While one might be tempted to interpret the recent strong numbers as a sign that things are turning around, there are three important reasons to think that the strength will not hold up, and that economic performance will be decidedly subpar in the second half of the year. First, consumer spending in the second quarter came in at only a moderate rate, even though it was boosted by substantial tax rebates. But there are no plans in place to repeat those rebates, so by the fourth quarter, the economy will no longer benefit from that fiscal stimulus.
Quote:
Now let me turn to inflation where recent performance has been a serious concern. As of July, the headline PCE Price Index was up by a whopping 4¼ percent over the past year, compared to 2½ percent over the prior year. An important reason why inflation was so high, of course, was because of the steep increases we experienced in food and energy prices. Moreover, the rise in commodity prices raised the costs of the wide array of businesses that use them as inputs and some have responded by passing those cost increases through to their own prices. The consequence is that core inflation, which excludes food and energy is also up. The core PCE Price Index rose by 2½ percent over the past twelve months, which is somewhat above the range that I consider consistent with price stability, but close to its pace of increase over the last several years.
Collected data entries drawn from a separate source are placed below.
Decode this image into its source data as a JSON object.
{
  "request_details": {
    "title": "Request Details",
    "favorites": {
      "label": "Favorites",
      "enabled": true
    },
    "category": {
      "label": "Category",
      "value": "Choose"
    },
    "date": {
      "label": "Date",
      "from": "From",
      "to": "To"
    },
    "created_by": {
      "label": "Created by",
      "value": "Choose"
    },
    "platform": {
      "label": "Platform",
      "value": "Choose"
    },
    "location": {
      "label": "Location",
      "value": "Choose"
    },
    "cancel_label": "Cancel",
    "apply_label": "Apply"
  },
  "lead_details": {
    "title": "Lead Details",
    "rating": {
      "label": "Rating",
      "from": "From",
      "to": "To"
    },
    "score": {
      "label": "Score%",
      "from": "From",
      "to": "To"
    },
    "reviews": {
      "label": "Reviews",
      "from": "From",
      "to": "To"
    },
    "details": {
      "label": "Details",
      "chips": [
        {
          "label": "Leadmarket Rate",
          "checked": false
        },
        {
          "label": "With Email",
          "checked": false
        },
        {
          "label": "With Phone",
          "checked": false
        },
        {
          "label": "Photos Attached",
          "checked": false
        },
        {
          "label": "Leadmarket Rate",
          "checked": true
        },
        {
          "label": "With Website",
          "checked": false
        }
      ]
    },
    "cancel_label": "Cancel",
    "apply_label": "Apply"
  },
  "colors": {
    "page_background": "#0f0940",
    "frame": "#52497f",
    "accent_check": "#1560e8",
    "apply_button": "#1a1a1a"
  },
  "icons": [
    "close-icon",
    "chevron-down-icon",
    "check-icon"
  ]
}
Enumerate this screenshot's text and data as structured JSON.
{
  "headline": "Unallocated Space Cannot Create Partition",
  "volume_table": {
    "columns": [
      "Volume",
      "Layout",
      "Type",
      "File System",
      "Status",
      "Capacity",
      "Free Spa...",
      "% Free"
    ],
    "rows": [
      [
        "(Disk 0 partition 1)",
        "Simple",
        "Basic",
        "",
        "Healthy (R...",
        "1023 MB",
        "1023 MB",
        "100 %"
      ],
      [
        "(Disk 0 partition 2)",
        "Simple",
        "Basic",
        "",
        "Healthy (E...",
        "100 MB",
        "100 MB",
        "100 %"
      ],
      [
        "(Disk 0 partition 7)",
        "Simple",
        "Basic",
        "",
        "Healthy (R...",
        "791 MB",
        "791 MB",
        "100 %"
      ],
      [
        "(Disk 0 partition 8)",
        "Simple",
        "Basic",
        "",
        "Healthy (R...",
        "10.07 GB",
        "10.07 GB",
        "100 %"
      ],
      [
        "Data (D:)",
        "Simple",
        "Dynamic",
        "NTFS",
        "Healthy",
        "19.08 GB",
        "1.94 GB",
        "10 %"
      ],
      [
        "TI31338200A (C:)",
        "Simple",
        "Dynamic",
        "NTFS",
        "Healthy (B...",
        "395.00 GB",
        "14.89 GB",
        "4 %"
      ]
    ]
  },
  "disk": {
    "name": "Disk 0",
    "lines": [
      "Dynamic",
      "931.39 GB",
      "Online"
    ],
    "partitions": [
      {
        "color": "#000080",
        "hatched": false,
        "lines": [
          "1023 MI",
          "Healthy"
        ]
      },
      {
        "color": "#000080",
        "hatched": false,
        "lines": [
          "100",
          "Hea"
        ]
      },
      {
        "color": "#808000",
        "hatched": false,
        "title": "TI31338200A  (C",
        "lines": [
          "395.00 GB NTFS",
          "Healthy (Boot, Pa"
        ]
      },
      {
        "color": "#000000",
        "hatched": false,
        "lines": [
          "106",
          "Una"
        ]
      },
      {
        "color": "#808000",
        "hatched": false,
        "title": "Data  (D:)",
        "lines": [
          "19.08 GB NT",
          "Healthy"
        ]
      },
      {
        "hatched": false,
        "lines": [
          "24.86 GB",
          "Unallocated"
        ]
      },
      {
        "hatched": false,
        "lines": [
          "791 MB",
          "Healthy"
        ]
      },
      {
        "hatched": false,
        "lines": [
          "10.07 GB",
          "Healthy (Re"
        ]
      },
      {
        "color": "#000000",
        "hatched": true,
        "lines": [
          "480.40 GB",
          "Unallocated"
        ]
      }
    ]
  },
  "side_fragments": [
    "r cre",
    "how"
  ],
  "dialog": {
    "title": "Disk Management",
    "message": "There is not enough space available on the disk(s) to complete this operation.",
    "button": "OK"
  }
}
What can we expect going forward? Headline inflation is likely to remain much higher than I would like for a quarter or two as previous increases in commodity prices boost the prices paid by consumers for food and energy. With regard to core inflation, I wouldn't be surprised if it runs modestly higher for a while, too, as businesses pass on some of their higher energy, transportation, and other costs to customers. However, for several reasons, I expect both headline and core inflation to move down to a much more moderate rate of just over 2 percent next year.
I think the inflation decline call will be true for as long as oil remains in the 80 to 100 range (still much higher than last year though). But many are saying that wont last that long because of supply/demand coupled with peak oil.